In honor of Miss McBee’s 138th birthday, we wanted to share this incredible excerpt found in the 1949 annual titled: “History of Ashley Hall and Miss McBee” written by her niece, Corina “Nena” McBee ’49.
History of Ashley Hall and Miss McBee
“During the year of 1909, an ambitious young woman came to Charleston with an idea. The young woman was Miss Mary Vardrine McBee, and the idea was to start a school for young ladies. Miss McBee realized that the South lacked a school which gave the necessary college requirements to Southern girls, and so, on a day in late September, in the year 1909, Ashley Hall began. The idea was not new to Miss McBee. It had come to her several years earlier when she entered Smith College. A young girl from Fairmont, Tennessee, Miss McBee had been out of school for four years when she made application to take the college entrance examinations. For three long days she wrote away and passed all except two exams. In order to be admitted she had to make up one of these two. Immediately she sat down and took the algebra examination. And so it was that on a cold rainy Fall day in 1902, a joyful sub-Freshman, who had just passed her algebra entrance examination, picked up her heavy long skirts and hurried behind Dr. Brady, the Latin Professor, across the campus toward the administration building. She fixed her eyes on Dr. Brady’s old-fashion high boots and saw water fly out in every direction with each step he took. It was in this atmosphere created by the sight of the stern old gentleman wading through the water that the idea, the dream of Ashley Hall was born. Miss McBee was then, still, a very young lady but despite this she had the determination and strength of purpose to last her through four years of college and many hard years after that until her dream was completed.
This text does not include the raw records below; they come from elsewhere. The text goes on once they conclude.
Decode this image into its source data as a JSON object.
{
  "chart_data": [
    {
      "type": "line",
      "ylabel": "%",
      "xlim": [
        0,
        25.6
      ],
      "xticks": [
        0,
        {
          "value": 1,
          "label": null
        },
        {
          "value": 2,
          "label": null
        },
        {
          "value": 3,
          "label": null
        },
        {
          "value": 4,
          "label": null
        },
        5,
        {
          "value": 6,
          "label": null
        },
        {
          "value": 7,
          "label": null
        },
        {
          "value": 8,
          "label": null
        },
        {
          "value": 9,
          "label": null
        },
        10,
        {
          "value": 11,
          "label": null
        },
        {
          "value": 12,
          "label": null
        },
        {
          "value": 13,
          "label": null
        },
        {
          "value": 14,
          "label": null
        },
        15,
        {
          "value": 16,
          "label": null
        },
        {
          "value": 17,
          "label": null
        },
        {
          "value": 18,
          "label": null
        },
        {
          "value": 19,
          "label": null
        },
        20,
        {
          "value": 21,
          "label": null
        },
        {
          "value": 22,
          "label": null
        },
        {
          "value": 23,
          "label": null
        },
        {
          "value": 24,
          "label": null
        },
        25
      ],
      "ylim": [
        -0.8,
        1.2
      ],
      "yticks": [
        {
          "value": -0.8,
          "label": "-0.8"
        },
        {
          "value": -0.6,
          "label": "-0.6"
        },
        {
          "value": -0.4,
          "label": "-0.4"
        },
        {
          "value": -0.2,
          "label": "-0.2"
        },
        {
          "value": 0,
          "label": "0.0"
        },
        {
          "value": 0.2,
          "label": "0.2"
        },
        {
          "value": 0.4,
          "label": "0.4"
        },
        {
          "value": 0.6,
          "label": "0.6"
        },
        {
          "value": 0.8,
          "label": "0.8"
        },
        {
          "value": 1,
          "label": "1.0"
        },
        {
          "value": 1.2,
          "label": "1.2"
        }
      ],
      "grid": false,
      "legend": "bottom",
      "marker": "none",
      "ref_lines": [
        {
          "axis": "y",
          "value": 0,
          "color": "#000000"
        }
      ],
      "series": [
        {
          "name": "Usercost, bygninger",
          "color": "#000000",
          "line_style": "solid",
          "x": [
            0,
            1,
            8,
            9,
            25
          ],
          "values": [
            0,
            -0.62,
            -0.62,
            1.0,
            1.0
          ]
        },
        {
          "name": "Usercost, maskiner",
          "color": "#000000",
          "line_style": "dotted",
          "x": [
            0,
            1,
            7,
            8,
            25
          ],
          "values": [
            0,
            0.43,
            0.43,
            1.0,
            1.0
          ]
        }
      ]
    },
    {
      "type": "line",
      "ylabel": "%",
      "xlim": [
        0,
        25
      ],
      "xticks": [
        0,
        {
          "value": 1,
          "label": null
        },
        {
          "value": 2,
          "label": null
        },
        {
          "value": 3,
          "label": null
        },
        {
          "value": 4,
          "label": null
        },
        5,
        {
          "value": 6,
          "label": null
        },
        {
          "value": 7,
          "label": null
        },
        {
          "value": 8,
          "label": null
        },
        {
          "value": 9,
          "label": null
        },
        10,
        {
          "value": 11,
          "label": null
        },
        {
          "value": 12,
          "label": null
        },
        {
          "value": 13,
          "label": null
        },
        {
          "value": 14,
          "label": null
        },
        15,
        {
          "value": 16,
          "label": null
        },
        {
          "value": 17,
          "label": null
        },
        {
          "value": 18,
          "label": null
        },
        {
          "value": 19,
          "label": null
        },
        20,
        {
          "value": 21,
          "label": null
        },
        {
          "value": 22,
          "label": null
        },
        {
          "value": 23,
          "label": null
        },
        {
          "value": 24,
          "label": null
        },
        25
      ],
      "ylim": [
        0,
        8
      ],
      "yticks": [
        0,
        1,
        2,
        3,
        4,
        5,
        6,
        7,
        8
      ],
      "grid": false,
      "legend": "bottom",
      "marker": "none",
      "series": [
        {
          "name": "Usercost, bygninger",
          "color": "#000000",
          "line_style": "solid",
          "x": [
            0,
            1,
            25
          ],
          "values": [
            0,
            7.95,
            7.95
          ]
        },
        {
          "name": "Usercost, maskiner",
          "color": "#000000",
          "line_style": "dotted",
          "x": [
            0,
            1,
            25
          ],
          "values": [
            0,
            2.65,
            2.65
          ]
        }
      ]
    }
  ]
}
As we all know this dream culminated on a day in September of 1909 when forty-five students came to the old Witte house which has since become Ashley Hall and began the first day of school. The first enrolled day student was Josephine Pinckney and the first enrolled boarder was Pauline Sanders. These girls, this class of forty-five students, became the first members of a school which has grown and improved to become one of the outstanding preparatory schools in the country. The first year there were no graduates. But in 1911 three girls: Lucille Lebby, Katherine Paul and Ethel Thrower, were the first graduates, and in 1912 and industrious young student, Mary Howden, took the college entrance examinations and gained for Ashley Hall the prominence it needed to become a certified school. And so three years after its beginning Ashley Hall was well on its way to success.
Of the school itself much can be said. The classes which at first could be held in the main building soon required new buildings that extended for a block. The students, originally forty-five girls, have increased to two hundred and forty young ladies. The teachers have been an impressive group of intelligent, thoughtful and if not famous, certainly well equipped ladies and gentlemen.
Such foresight, perseverance and good natured kindness have gone into developing the cultural tradition of the school–a tradition which through the years has been increased and tempered with the utmost care, and which we regard as our backbone for the work of later life.”